John Allen wrote:
As far as I recall, IMAP servers generally don't allow access to root.

According to the Dovecot wiki, this is hard-coded in the binary:
http://wiki.dovecot.org/MainConfig see under "first_valid_uid"

If the root user is receiving emails, these need to be redirected to another user so they can be read via IMAP.
---
   I guess the source needs a patch.

   Why would dovecot choose to play nursemaid to people who want to read
   root email remotely via IMAPS?

I can log in via SSH, so why not allow it with secure IMAP?  I suppose
really, if someone wants to run as root with no password dovecot should be
**configurable** to allow  this -- as we can't always understand the needs
of end users.

Example.  You have a system on which  root uid=0 means nothing (assigns no
privs -- all assigned via privilege/capability bits).
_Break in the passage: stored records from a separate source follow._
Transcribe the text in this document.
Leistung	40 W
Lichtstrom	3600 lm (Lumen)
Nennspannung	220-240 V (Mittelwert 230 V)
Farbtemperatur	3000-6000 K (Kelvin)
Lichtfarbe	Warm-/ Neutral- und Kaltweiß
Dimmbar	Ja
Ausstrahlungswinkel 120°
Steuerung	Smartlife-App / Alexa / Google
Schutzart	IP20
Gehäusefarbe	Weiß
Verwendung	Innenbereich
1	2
This means dovecot is hardcoded to lock out a user that may have no
privileges, but has no prob permitting access to those with full
Capability/priv sets.

That is NOT remotely a secure design -- Not that it "allows login to those
w/caps", but that it bogusly tries to invalidate site-security policies
that it doesn't like


Samba has done this and actually disparages people who don't use
conventional security policies 'insecure', when those same people can
point out a multitude of ways samba can be easily --  in the ways that the
samba team, _recommend_, that samba can be accidentally or surreptitiously
configured insecurely. When it is asked why alternate security policies are
insecure -- they change the subject and agree grudgingly to re-allow
'banned' commands under  options like "allow insecure XXXX"...


Trying to 'play nursemaid' to users is a bad security policy -- since as
soon you (like samba team leader said, "we had to make it impossible to
configure samba insecurely", you are asking for trouble;  cuz then users
think they don't have to worry about how they config things, it will
always be secure...and we know  that is very untrue!